With the cooperating weather, the venue's courtyard quickly became a popular spot for guests. Minimal furnishing kept the focus on the four-foot mirror ball suspended from steel cables attached to the pillars of the building. “When I did a walkthrough with Joel [Dubin, account manager and technical director of Westbury], I asked him, 'Is there a way to get a mirror ball in here?'” said Barbara Hershenhorn, president of Party Barbara Co., who designed the event. “They had never done something like this before.” The suspended ball seemed to float in the air and reflected light everywhere in the courtyard.
A second audiovisual highlight was a wall of 18 TV screens, which created a moving backdrop within the Artifacts Room. The screens were different sizes and each looped a surreal video—a mirror ball slowly became the galaxy, for example, and the screens periodically switched to static. The video took about a day to program, but Dubin explained, “The hardest thing was actually finding the TVs. No one has TVs anymore—plasmas, yes.”

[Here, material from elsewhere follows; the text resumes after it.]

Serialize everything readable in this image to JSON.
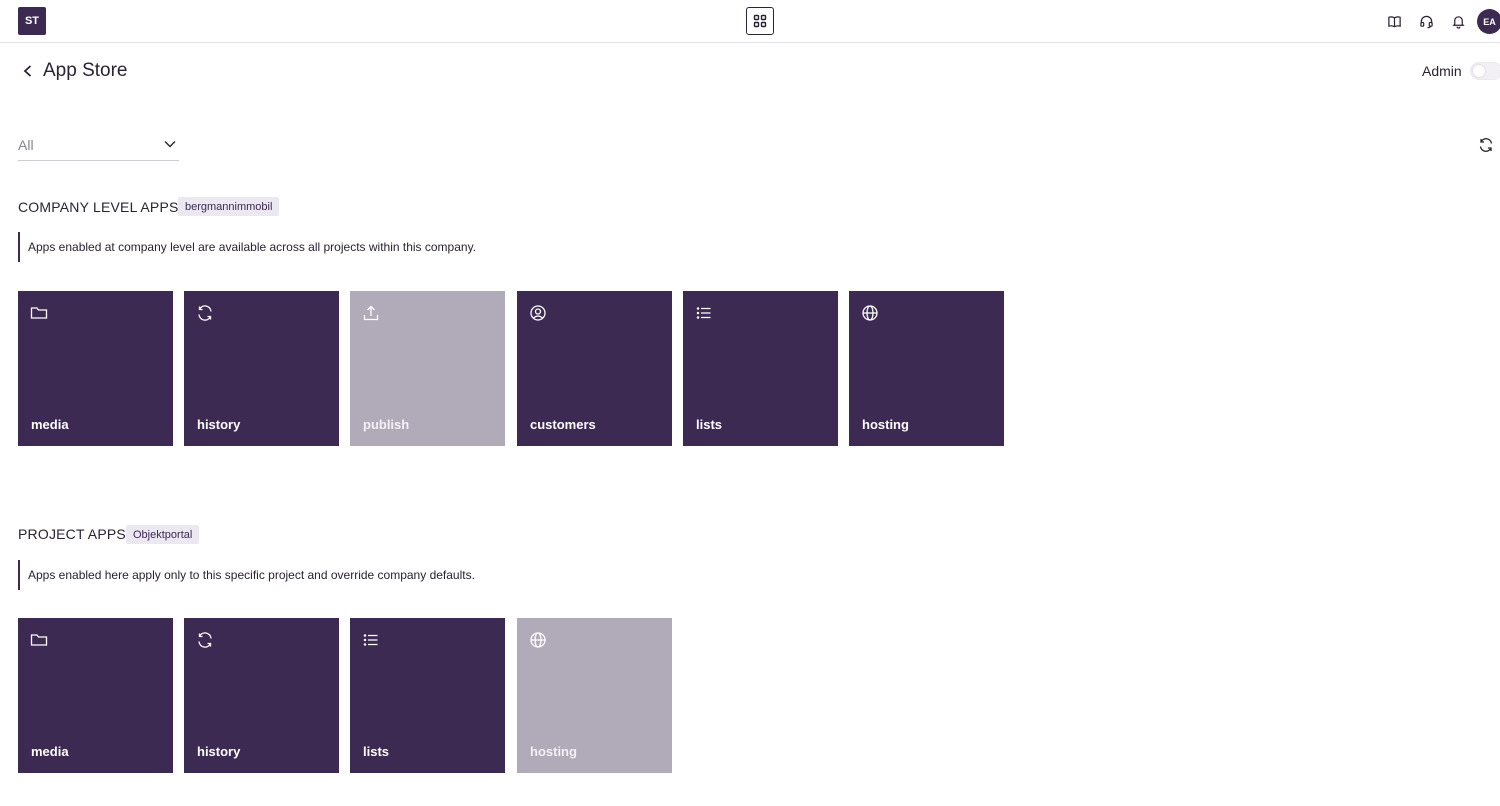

TIFF sponsors also played an important role at the event. Diet Coke had an area to itself in the Governor’s Room, with its own bar and lounge comprised of white sofas and red and silver pillows. In the Diet Coke “Stay Extraordinary” photo booth, guests could pose for photos that were printed out on the spot, posted online, and later, sent to guests on a USB key. Another sponsor, Skyy Vodka, served signature cocktails and had models posing like pinup girls inside a giant martini glass, while Perrier-Jouët served Champagne in the sectioned-off V.I.P. lounge in the Artifacts Room. The three DJs, Lissa Monet, Jojoflores, and Mark Oliver, played simultaneously throughout the venue till the party wrapped around 2 a.m.